Embun menepuk mulut Lona dengan lembut, tapi cukup kokoh. “LO KALAU BUKA MULUT LAGI, GUE SUMBAT PAKAI CROISSANT, MAU?.”
Barista yang lewat tersedak menahan tawa.
Embun menoleh ke meja trio cowok—yang mencoba mati-matian pura-pura nggak ngeliat.
Ia menunduk dalam-dalam sambil tersenyum malu.
“Maaf ya… temen gue udah bawaan pabriknya begini.”
Sam mengacungkan jempol dengan wajah merah ketawa. Angkasa mengangguk sopan walau matanya berbinar geli. Langit… mengangguk perlahan, senyumnya halus, tatapannya bertahan sedikit lebih lama dari seharusnya.
Dan itu cukup untuk membuat Embun kabur.
“Udah. Udah. Kita pergi,” paksa Embun sambil menyeret Lona seperti guru SMA yang menarik muridnya dari kantin.
Bia mengikuti dengan teh hangat masih di tangan. “Gue belum selesai minum—”
“NANTI MINUM DI LUAR!” bentak Embun.
Mereka bertiga keluar dari kafe dengan kehebohan kecil dan tawa pecah-pecah.
Pintu tertutup. Dan detik itu juga— tawa trio pria meledak.

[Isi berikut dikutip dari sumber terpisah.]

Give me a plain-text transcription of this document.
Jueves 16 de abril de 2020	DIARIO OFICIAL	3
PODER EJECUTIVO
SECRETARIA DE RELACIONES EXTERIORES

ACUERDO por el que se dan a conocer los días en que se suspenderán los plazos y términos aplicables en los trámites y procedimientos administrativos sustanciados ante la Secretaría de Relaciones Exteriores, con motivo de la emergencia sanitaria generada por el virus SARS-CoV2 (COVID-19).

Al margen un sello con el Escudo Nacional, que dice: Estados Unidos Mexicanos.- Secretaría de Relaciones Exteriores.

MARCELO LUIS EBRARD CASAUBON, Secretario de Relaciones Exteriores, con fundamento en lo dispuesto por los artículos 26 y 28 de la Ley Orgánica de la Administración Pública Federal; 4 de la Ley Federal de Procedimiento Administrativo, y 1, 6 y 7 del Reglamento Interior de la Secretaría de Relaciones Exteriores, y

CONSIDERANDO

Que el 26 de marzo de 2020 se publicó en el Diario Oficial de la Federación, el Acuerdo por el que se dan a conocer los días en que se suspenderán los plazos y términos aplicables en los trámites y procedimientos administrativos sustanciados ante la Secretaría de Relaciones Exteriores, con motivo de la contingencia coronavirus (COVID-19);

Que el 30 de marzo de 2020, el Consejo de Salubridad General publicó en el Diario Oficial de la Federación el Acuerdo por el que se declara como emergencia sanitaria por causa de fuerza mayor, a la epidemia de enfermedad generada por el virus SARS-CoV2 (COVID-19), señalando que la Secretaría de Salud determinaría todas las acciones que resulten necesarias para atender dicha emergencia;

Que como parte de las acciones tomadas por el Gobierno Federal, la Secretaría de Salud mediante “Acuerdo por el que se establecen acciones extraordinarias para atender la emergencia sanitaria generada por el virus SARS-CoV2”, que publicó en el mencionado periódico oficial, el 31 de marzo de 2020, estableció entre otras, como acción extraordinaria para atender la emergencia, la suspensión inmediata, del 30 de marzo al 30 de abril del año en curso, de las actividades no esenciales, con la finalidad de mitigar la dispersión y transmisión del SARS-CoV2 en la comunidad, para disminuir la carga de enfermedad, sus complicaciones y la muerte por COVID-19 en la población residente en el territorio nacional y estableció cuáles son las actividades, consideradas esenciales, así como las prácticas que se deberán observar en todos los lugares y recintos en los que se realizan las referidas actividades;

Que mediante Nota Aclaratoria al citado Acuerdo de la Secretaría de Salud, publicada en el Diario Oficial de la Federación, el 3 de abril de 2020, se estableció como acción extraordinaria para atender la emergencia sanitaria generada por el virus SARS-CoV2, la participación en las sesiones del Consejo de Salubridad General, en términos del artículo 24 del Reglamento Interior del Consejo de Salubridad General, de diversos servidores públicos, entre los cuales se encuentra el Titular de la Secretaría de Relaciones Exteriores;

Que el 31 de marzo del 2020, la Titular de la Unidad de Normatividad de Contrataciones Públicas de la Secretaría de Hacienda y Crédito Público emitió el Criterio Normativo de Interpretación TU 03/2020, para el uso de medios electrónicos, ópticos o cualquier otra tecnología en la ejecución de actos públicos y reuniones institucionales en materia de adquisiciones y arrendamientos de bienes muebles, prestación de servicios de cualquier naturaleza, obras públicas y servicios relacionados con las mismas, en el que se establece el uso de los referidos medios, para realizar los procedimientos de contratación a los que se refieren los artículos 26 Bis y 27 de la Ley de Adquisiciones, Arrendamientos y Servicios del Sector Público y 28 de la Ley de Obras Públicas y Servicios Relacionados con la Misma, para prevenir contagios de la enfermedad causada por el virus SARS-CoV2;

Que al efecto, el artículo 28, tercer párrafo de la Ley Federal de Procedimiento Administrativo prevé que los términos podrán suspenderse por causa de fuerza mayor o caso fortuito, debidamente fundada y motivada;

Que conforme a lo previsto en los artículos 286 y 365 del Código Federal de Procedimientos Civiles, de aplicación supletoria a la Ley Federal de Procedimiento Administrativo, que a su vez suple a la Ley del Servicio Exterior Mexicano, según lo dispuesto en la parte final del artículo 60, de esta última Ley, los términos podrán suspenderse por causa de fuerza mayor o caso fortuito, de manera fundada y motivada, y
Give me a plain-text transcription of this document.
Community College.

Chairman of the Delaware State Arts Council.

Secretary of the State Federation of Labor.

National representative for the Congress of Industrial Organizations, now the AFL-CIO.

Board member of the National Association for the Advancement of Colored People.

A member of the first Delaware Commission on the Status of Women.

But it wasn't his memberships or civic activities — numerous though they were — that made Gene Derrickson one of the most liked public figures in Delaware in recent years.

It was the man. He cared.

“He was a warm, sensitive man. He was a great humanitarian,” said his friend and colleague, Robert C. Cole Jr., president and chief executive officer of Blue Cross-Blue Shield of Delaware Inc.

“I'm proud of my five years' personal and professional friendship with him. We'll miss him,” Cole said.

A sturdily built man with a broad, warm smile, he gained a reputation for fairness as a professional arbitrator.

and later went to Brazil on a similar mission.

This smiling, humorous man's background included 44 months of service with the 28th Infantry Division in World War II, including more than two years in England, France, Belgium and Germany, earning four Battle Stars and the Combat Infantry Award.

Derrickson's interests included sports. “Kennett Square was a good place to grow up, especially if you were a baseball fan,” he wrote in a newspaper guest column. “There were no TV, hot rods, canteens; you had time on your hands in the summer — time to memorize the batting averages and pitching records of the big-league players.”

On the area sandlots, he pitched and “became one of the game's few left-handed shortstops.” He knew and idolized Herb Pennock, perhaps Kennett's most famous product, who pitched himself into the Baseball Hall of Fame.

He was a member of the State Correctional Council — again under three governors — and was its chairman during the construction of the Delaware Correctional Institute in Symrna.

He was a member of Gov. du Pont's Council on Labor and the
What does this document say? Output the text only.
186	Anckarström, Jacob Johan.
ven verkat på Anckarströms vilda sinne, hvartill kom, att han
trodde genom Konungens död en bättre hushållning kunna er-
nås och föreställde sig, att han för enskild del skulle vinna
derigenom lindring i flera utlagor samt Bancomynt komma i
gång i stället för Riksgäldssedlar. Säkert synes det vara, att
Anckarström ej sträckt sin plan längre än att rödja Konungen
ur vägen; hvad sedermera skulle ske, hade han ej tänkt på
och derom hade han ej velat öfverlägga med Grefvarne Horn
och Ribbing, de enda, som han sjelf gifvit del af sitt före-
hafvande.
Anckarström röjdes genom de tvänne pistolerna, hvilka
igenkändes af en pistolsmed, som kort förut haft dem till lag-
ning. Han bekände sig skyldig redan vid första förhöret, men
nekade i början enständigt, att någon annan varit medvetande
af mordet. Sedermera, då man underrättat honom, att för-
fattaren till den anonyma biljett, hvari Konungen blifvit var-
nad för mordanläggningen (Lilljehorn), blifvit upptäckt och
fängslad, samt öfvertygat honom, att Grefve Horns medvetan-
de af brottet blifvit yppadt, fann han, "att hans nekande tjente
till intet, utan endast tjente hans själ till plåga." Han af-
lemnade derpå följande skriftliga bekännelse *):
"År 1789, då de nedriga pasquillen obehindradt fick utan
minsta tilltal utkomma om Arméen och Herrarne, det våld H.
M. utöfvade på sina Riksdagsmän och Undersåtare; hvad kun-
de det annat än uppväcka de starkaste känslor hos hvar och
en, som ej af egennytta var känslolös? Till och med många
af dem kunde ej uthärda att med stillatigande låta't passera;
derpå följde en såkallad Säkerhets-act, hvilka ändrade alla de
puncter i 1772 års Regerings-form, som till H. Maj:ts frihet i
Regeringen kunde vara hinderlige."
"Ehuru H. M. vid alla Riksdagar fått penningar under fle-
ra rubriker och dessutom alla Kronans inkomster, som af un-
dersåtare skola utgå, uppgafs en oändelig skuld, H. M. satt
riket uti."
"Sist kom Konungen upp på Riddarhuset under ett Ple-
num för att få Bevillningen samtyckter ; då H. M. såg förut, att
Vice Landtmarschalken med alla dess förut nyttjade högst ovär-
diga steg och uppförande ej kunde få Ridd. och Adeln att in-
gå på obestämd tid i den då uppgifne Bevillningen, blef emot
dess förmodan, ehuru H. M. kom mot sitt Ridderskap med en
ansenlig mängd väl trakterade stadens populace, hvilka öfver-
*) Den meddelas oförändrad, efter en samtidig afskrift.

Samudra menabrak meja saking ngakaknya. Angkasa sampai bersandar ke belakang, satu tangan menutup mata, satu lagi memegang perut. Dan Langit—yang terkenal dingin dan hemat ekspresi—tertawa tanpa suara sampai matanya menyipit.
Tiga pria yang biasanya terlalu elegan, terlalu sibuk, terlalu tenang— kini tertawa bersama seperti anak SMA yang baru melihat meme kocak.
“Astaga…” Samudra terengah. “Itu… gila banget…”
Angkasa menambahkan di sela tawa, “Gue… udah lama… nggak ketawa gini…”
Langit menghambuskan napas, senyum masih bertahan di bibirnya. “Gue juga.”
Dan entah kenapa… tawa itu terasa seperti tanda awal sesuatu yang lebih besar.
Takdir baru saja membuka pintunya. Dan mereka bertiga tidak sadar— bahwa pintu itu akan membawa mereka pada tiga perempuan yang baru saja membuat kafe kecil itu lebih hidup dari biasanya.